Two sanshi were appointed to both the Kazueryo and Shuzeiryo, and their equivalent rank was Juhachinoge (Junior Eighth Rank, Lower Grade). Each person at the post calculated the tax coming into the capital and the amount spent. One person was in charge of totaling the amount of the soyochoyo (labor or alternative goods collected as tax) and soyouchocho (textiles collected as tax) and the calculation of the yodo (supplies), while the other person totaled the soyochoso (rice collected as tax). Their ranks were equivalent to Juhachinoge and in 719 they were given permission to carry a shaku (wooden mace).
One person was appointed to the Daizafu (become 2 people from 814 onwards) and their rank was equivalent to Juhachinoge. This person's totaled-up the taxes for the entire Kyushu area and in 822 he it became mandatory for this person to bring the tax accounts to the capital and report them.
A sanshi post was established in the Shurikishi in 822, then in the Mokuryo (the exact year of the latter is unknown, but it was before the compilation of the Engishiki (an ancient book of codes and procedures)). One person was appointed to each of the posts, and their treatments, including their rank, were set to the same as those at Kazueryo and Shuzeiryo.
In addition, a Sanshi post was sometimes placed also in each of the fields of finance, civil engineering and construction as Ryoge no kan (class outside of the Ritsuryo system). In the early Nara period, a Sanshi post was placed in the construction ministry that was established for the construction of Heijo-kyo Capital. It is recorded how in 755, four people were appointed as sanshi in both Sakyo and Ukyo (the areas to the right and left of Heijokyo (the ancient capital), as well as in the Kawachi, Settsu and Yamashiro provinces; this was done to ensure the smooth implementation of the Handen Shujo law (a law for periodically reallocation rice land). A Sanshi post was sometimes provided to determine boundaries among handen (allotted farmlands), Koden (fields administered directly by a ruler) and Shoen (manors) or to design buildings, gardens, etc.

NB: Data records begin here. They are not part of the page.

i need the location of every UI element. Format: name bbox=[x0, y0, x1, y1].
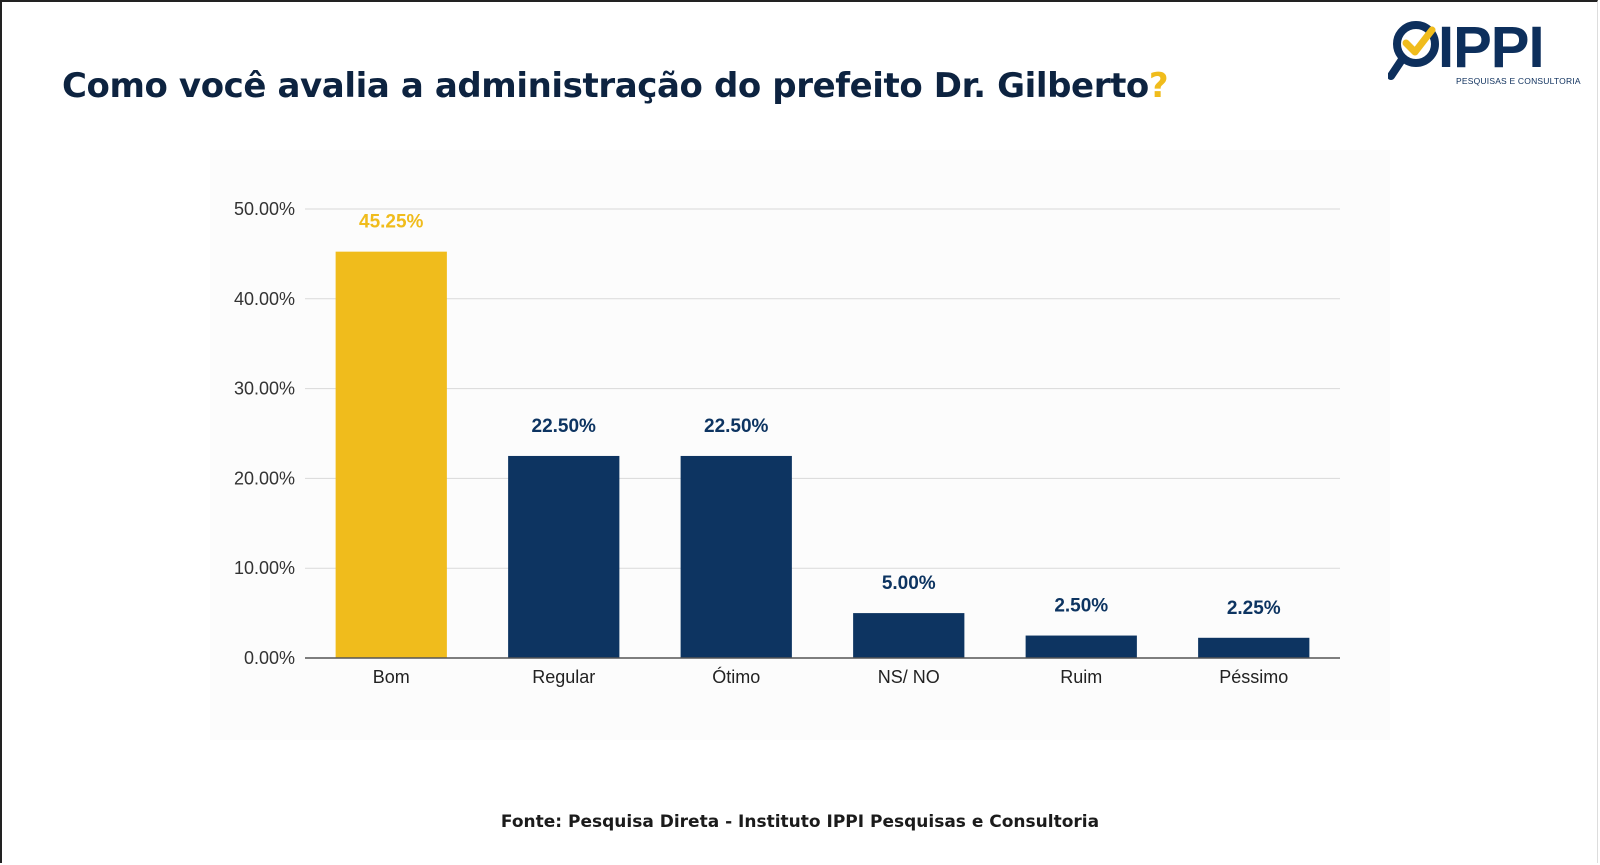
data-label: 45.25% bbox=[359, 212, 424, 233]
bar bbox=[853, 613, 965, 658]
bar bbox=[335, 251, 447, 658]
y-tick-label: 50.00% bbox=[234, 199, 295, 219]
chart-panel: 0.00% 10.00% 20.00% 30.00% 40.00% 50.00% 45.25… bbox=[210, 150, 1390, 740]
y-tick-label: 40.00% bbox=[234, 289, 295, 309]
logo-wordmark: IPPI bbox=[1438, 15, 1545, 80]
x-tick-label: Regular bbox=[532, 667, 595, 687]
y-tick-label: 0.00% bbox=[244, 648, 295, 668]
bar bbox=[1025, 635, 1137, 658]
chart-title: Como você avalia a administração do pref… bbox=[62, 66, 1169, 106]
y-tick-label: 10.00% bbox=[234, 558, 295, 578]
data-label: 5.00% bbox=[882, 573, 936, 594]
ippi-logo: IPPI PESQUISAS E CONSULTORIA bbox=[1388, 15, 1581, 92]
y-tick-label: 30.00% bbox=[234, 379, 295, 399]
title-question-mark: ? bbox=[1148, 66, 1169, 106]
title-text: Como você avalia a administração do pref… bbox=[62, 66, 1149, 106]
y-tick-label: 20.00% bbox=[234, 468, 295, 488]
source-note: Fonte: Pesquisa Direta - Instituto IPPI … bbox=[500, 812, 1100, 832]
magnifier-check-icon bbox=[1388, 21, 1439, 80]
data-label: 2.50% bbox=[1054, 596, 1108, 617]
bar bbox=[508, 455, 620, 658]
x-tick-label: NS/ NO bbox=[878, 667, 940, 687]
bar-chart: 0.00% 10.00% 20.00% 30.00% 40.00% 50.00% 45.25… bbox=[234, 199, 1340, 687]
x-tick-label: Bom bbox=[373, 667, 410, 687]
x-tick-label: Ruim bbox=[1060, 667, 1102, 687]
x-tick-label: Ótimo bbox=[712, 666, 760, 687]
logo-tagline: PESQUISAS E CONSULTORIA bbox=[1456, 76, 1581, 86]
data-label: 22.50% bbox=[532, 416, 597, 437]
x-tick-label: Péssimo bbox=[1219, 667, 1288, 687]
bar bbox=[680, 455, 792, 658]
data-label: 2.25% bbox=[1227, 598, 1281, 619]
data-label: 22.50% bbox=[704, 416, 769, 437]
bar bbox=[1198, 637, 1310, 658]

Two San Hakase (Doctor of Numbers) were responsible for training the sanshi at the Daigakuryo (Bureau of Education). 30 students (known as sansho) took classes using the Kyushosanjutsu and the Shuhisankei (Chinese mathematics books) as textbooks, and a prescribed number of students who passed the test were appointed to sanshi posts. However, it is likely that the necessity of advanced mathematics was not recognized keenly in Japan at that time, and it is said that what was learned was only basic pragmatical arithmetic and no advanced mathematics were involved.